Böyle bir yazı FranMc yazısı olmadığı için birçoğunuz hiç bakmadan geçeceksiniz belki de ama, benim için önemli olan bir yerlerde bunu okuyup da dikkate alacak insanların bulunmasıdır.

11 Mart 2011 günü Japonya’da meydana gelen depremle birlikte gelen tsunami, Japonya’yı çok zor duruma sokmuştur. Hatta, depremin herhangi bir yıkıcı etkisi olmazken, özellikle tsunami, Japonya’yı ölümcül bir şekilde etkilemiştir.

Bu olaydan yola çıkarak söylemek istediğim iki şey var.
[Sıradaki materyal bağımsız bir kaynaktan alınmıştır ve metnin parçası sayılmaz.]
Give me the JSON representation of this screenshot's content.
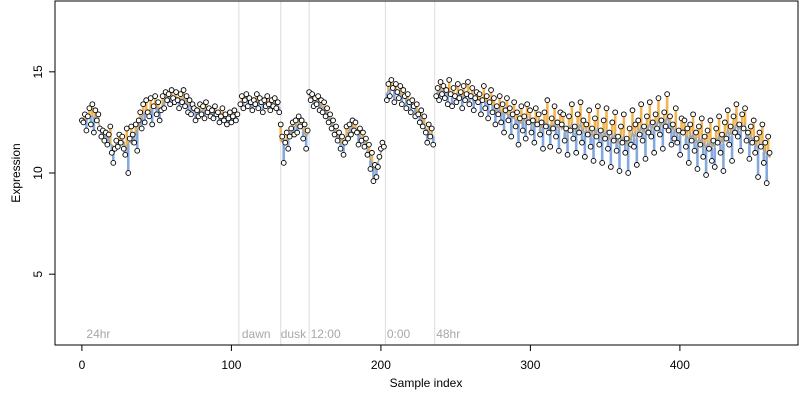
{
  "chart_data": {
    "type": "scatter",
    "title": "",
    "xlabel": "Sample index",
    "ylabel": "Expression",
    "xlim": [
      -18,
      479
    ],
    "ylim": [
      1.5,
      18.5
    ],
    "x_ticks": [
      0,
      100,
      200,
      300,
      400
    ],
    "y_ticks": [
      5,
      10,
      15
    ],
    "grid": false,
    "legend": "none",
    "colors": {
      "points_fill": "#ffffff",
      "points_stroke": "#000000",
      "fit_line": "#a6a6a6",
      "above_fill": "#f2a833",
      "below_fill": "#6f9ad8",
      "vline": "#dcdcdc",
      "annotation_text": "#a8a8a8"
    },
    "annotations": [
      {
        "label": "24hr",
        "x": 3
      },
      {
        "label": "dawn",
        "x": 107
      },
      {
        "label": "dusk",
        "x": 133
      },
      {
        "label": "12:00",
        "x": 153
      },
      {
        "label": "0:00",
        "x": 204
      },
      {
        "label": "48hr",
        "x": 237
      }
    ],
    "vlines": [
      105,
      133,
      152,
      203,
      236
    ],
    "segments": [
      {
        "x_start": 0,
        "x_end": 104,
        "points": [
          12.6,
          12.5,
          12.9,
          12.1,
          12.8,
          13.2,
          12.4,
          13.4,
          12.0,
          13.1,
          12.6,
          12.9,
          12.2,
          11.8,
          12.1,
          11.6,
          12.0,
          11.4,
          11.9,
          12.3,
          11.0,
          10.5,
          11.2,
          11.6,
          11.3,
          11.9,
          11.5,
          11.8,
          11.2,
          10.9,
          12.2,
          10.0,
          11.7,
          12.3,
          11.9,
          11.5,
          12.4,
          11.1,
          12.6,
          13.0,
          12.2,
          13.4,
          12.5,
          13.6,
          13.0,
          12.8,
          13.7,
          12.4,
          13.3,
          13.8,
          12.9,
          13.5,
          12.6,
          13.1,
          13.8,
          13.2,
          14.0,
          13.6,
          13.9,
          13.4,
          14.1,
          13.7,
          13.5,
          14.0,
          13.6,
          13.2,
          13.9,
          13.5,
          14.1,
          13.3,
          13.8,
          13.0,
          13.6,
          12.9,
          13.4,
          13.2,
          12.6,
          13.1,
          12.8,
          13.4,
          12.9,
          13.3,
          12.7,
          13.5,
          13.0,
          13.2,
          12.8,
          13.1,
          12.7,
          13.3,
          12.9,
          13.0,
          12.5,
          12.8,
          13.2,
          12.6,
          12.9,
          12.4,
          12.7,
          13.0,
          12.5,
          12.8,
          13.1,
          12.6,
          12.9
        ]
      },
      {
        "x_start": 106,
        "x_end": 132,
        "points": [
          13.4,
          13.8,
          13.2,
          13.6,
          13.9,
          13.3,
          13.7,
          13.5,
          13.1,
          13.6,
          13.4,
          13.9,
          13.2,
          13.7,
          13.5,
          13.0,
          13.6,
          13.3,
          13.8,
          13.4,
          13.1,
          13.6,
          13.3,
          13.7,
          13.2,
          13.5,
          13.0
        ]
      },
      {
        "x_start": 133,
        "x_end": 151,
        "points": [
          12.4,
          11.8,
          10.5,
          11.5,
          12.0,
          11.2,
          11.8,
          12.2,
          12.5,
          11.9,
          12.6,
          12.0,
          12.8,
          12.3,
          12.6,
          11.7,
          12.4,
          11.2,
          12.1
        ]
      },
      {
        "x_start": 152,
        "x_end": 202,
        "points": [
          14.0,
          13.6,
          13.9,
          13.3,
          13.7,
          13.4,
          13.8,
          13.1,
          13.6,
          13.0,
          13.5,
          12.8,
          13.2,
          12.5,
          12.9,
          12.2,
          12.6,
          11.9,
          12.3,
          11.6,
          12.0,
          11.2,
          11.8,
          10.9,
          11.5,
          12.3,
          11.7,
          12.4,
          11.9,
          12.6,
          12.1,
          12.5,
          12.0,
          11.4,
          12.2,
          11.6,
          12.0,
          11.3,
          11.7,
          10.9,
          11.4,
          10.2,
          11.0,
          9.6,
          10.4,
          9.8,
          10.3,
          10.8,
          11.2,
          11.5,
          11.3
        ]
      },
      {
        "x_start": 204,
        "x_end": 235,
        "points": [
          13.6,
          14.4,
          13.8,
          14.6,
          14.2,
          13.5,
          14.4,
          14.0,
          13.7,
          14.3,
          13.4,
          14.1,
          13.8,
          13.2,
          13.9,
          13.5,
          13.0,
          13.6,
          13.3,
          12.8,
          13.4,
          12.9,
          12.5,
          13.1,
          12.3,
          12.8,
          12.0,
          11.5,
          12.4,
          11.8,
          12.2,
          11.4
        ]
      },
      {
        "x_start": 237,
        "x_end": 460,
        "points": [
          13.8,
          14.2,
          13.6,
          14.5,
          13.9,
          14.3,
          13.7,
          14.1,
          13.4,
          14.6,
          13.9,
          13.3,
          14.2,
          13.8,
          13.5,
          14.4,
          13.7,
          14.0,
          13.2,
          14.3,
          13.6,
          13.9,
          14.5,
          13.4,
          13.8,
          14.2,
          13.1,
          13.7,
          14.0,
          13.5,
          13.9,
          12.9,
          13.6,
          14.3,
          13.2,
          13.8,
          12.7,
          13.5,
          14.1,
          13.0,
          13.7,
          12.4,
          13.3,
          12.9,
          13.8,
          12.5,
          13.4,
          12.0,
          13.1,
          13.7,
          12.6,
          13.2,
          11.8,
          12.9,
          13.5,
          12.3,
          13.0,
          11.4,
          12.7,
          13.3,
          12.1,
          12.8,
          11.7,
          13.4,
          12.5,
          13.1,
          12.0,
          12.6,
          11.5,
          13.2,
          12.4,
          12.9,
          11.9,
          12.5,
          11.2,
          13.0,
          12.3,
          13.6,
          12.0,
          11.3,
          12.7,
          12.2,
          13.3,
          11.8,
          12.5,
          11.1,
          13.0,
          12.4,
          12.9,
          11.6,
          12.2,
          10.9,
          12.8,
          12.1,
          13.4,
          11.7,
          12.3,
          11.0,
          12.9,
          12.0,
          13.5,
          11.5,
          12.6,
          10.8,
          12.4,
          11.9,
          13.1,
          11.3,
          12.2,
          10.6,
          12.7,
          11.8,
          13.3,
          11.4,
          12.1,
          10.5,
          12.6,
          11.7,
          13.2,
          11.2,
          12.0,
          10.3,
          12.5,
          11.6,
          13.0,
          11.1,
          11.8,
          10.1,
          12.3,
          11.5,
          12.9,
          11.0,
          11.7,
          10.0,
          12.2,
          11.4,
          13.1,
          11.3,
          12.4,
          10.4,
          12.6,
          11.9,
          13.4,
          11.6,
          12.3,
          10.7,
          12.8,
          12.0,
          13.5,
          11.8,
          12.5,
          11.0,
          12.9,
          12.2,
          13.7,
          11.9,
          12.6,
          11.2,
          13.0,
          12.3,
          13.9,
          12.1,
          12.8,
          11.4,
          12.4,
          11.7,
          13.2,
          11.5,
          12.1,
          10.9,
          12.7,
          12.0,
          12.6,
          11.3,
          12.2,
          10.5,
          12.4,
          11.6,
          12.9,
          11.1,
          12.0,
          10.2,
          12.3,
          11.4,
          12.7,
          10.8,
          11.8,
          9.9,
          12.1,
          11.2,
          12.6,
          10.6,
          11.6,
          10.3,
          12.2,
          11.5,
          12.8,
          11.0,
          11.9,
          10.1,
          12.5,
          11.7,
          13.1,
          11.4,
          12.3,
          10.6,
          12.8,
          12.0,
          13.4,
          11.8,
          12.4,
          11.1,
          12.9,
          12.2,
          13.2,
          11.6,
          12.0,
          10.7,
          12.3,
          11.5,
          12.6,
          11.0,
          11.7,
          9.8,
          12.0,
          11.3,
          12.4,
          10.5,
          11.5,
          9.5,
          11.8,
          11.0
        ]
      }
    ]
  }
}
Birincisi, biraz duygusala kaçsa da, bu felaketin ardından gerçekten de yapılabilecek şeylerle ilgili; ikincisi, tamamen bazı insanların televizyonlarda çıkıp söyledikleri sözlere yönelik düşüncelerim olacaktır.

Birinciyle başlamak gerekirse, ilk söylemek istediğim ve dikkatimi en çok çeken kısımdır. Japonya’da böyle bir felaket olduktan sonra, birçok ülke yardım çalışmalarında bulundu, hazırlıklar yaptı, kimi ülkeler bizzat yardım yolladı, kimi ülkeler de hiç umursamadı. Burada yardım yollamayanların ya da yollayanların, nasıl ve ne şekilde bu durumda olduklarını yargılamak bana düşmez. Ancak kendi ülkem adına, 5 kişilik bir ekibin, hatta bir tanesinin gazeteci olduğu bir “yardım” ekibinin(!), Japonya’ya yollanması beni şaşırttı. Daha önceki yıllarda da meydana gelen felaketlerde hangi ülke olursa olsun yardım ettik. Gemilerle, uçaklarla, yardım ekipleriyle birçok ihtiyaç malzemesi gönderildi. Şimdi Japonya’da, 8.9’luk bir depremin ardından, tsunami birçok insanın kaybolmasına, ölmesine neden oldu. Üstelik, Japonya yaralarını öncelikle kendi sarmaya çalışıyor. Bir de bunun üzerine nükleer santralle uğraşıyorlar. Nükleer santral yapılması ne derece doğru, bunun tartışılması çok ayrı bir olay ancak bu bir doğa olayı olduğu için kimse buna karşı koyamaz, ancak elle tutulur bir yardım da mı edilmez? Türkiye’de, bir televizyon programında 2 saniyelik bir telefon konuşması ardından 100.000 TL, 50.000 TL gibi yüksek sayılarda, kendi adına da reklam olsun diye yardımda bulunan insanlar, reklam olmadan yardım yapmazlar mı? Muhtaç insanların televizyonda mı olması gerekiyor ki siz yardım edesiniz? Şimdi belki de okurken, “sen de iyice saçmaladın” diyorsunuz, ancak dünyada, politika yüzünden olsun, sosyal gruplar ya da “hükmediciler” yüzünden olsun, zaten dengeler çok fazla değişmiş. Konu insanlık olduğunda bile bu kadar katı yürekli olmanın kimseye yararı olmaz. Kendi ülkenizdeki bir depremde nasıl insanlar öldü diye üzülüyorsanız, oradakiler de insan… Belki yeterince çarpıcı olamadım ama bunu herkesin bir durup düşünmesi kanaatindeyim.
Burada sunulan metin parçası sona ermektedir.